› RC Maker
You may have heard the name “Arduino” tossed around if you’ve spent any time around the maker/hacker crowd, but unless you’ve researched building your own custom electronic controllers, it may be little more than a funnysounding name (which people still argue over the pronunciation of!). It started as a program to help students at the Interaction Design Institute in Ivrea, Italy, build inexpensive controllers to work with sensors and actuators. Believe it or not, the name was borrowed from the name of a local bar in which Arduino’s creators used to meet. What those guys came up with was an open-source platform of microcontrollers—and the software to run them—that was inexpensive and simple enough to for even non-engineers/programmers to master. And because it is covered by the GNU General Public License, pretty much any company or individual is free to develop hardware and software tools to work with it.
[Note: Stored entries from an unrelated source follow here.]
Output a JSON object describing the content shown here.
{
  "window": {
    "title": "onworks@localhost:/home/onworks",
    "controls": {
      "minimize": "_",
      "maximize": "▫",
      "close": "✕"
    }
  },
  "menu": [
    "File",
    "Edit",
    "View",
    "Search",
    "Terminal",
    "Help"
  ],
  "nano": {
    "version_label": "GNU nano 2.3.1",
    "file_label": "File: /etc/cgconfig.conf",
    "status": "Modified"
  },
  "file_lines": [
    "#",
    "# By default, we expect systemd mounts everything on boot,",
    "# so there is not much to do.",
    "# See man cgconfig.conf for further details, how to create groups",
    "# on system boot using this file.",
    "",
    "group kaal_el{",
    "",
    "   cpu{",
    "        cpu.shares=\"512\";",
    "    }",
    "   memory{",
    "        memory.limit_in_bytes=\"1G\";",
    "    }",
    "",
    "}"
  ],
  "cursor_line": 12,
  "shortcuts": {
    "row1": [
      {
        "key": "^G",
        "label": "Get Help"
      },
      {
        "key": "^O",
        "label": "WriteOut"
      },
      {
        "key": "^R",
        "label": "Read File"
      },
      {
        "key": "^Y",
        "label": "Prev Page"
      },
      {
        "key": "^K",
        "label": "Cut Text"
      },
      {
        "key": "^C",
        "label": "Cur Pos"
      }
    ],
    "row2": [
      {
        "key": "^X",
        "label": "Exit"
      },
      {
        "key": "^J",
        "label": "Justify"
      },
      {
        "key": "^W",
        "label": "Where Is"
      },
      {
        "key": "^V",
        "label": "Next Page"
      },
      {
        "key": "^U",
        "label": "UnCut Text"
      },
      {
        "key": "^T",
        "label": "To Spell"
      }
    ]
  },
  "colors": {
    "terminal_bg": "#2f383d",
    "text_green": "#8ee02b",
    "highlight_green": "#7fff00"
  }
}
Yeah, Ok—great. But what can it do? Well, because it’s open source and nearly infinitely programmable, a better question is probably what can’t it do. For one thing, with a fairly simple set of connections and commands, you can effectively add a bunch of extra channels to your radio/ receiver combo. Or you can program an Arduino board to manage a wide range of onboard features—among the most popular are multifunctional lighting systems. Drone guys love Arduino; many custom drones use Arduino to manage flight control by networking gyros, sensors, and independent motor/speed control to maintain in-flight stability. The same principle could be adapted to create a custom stability control system for an RC car or truck.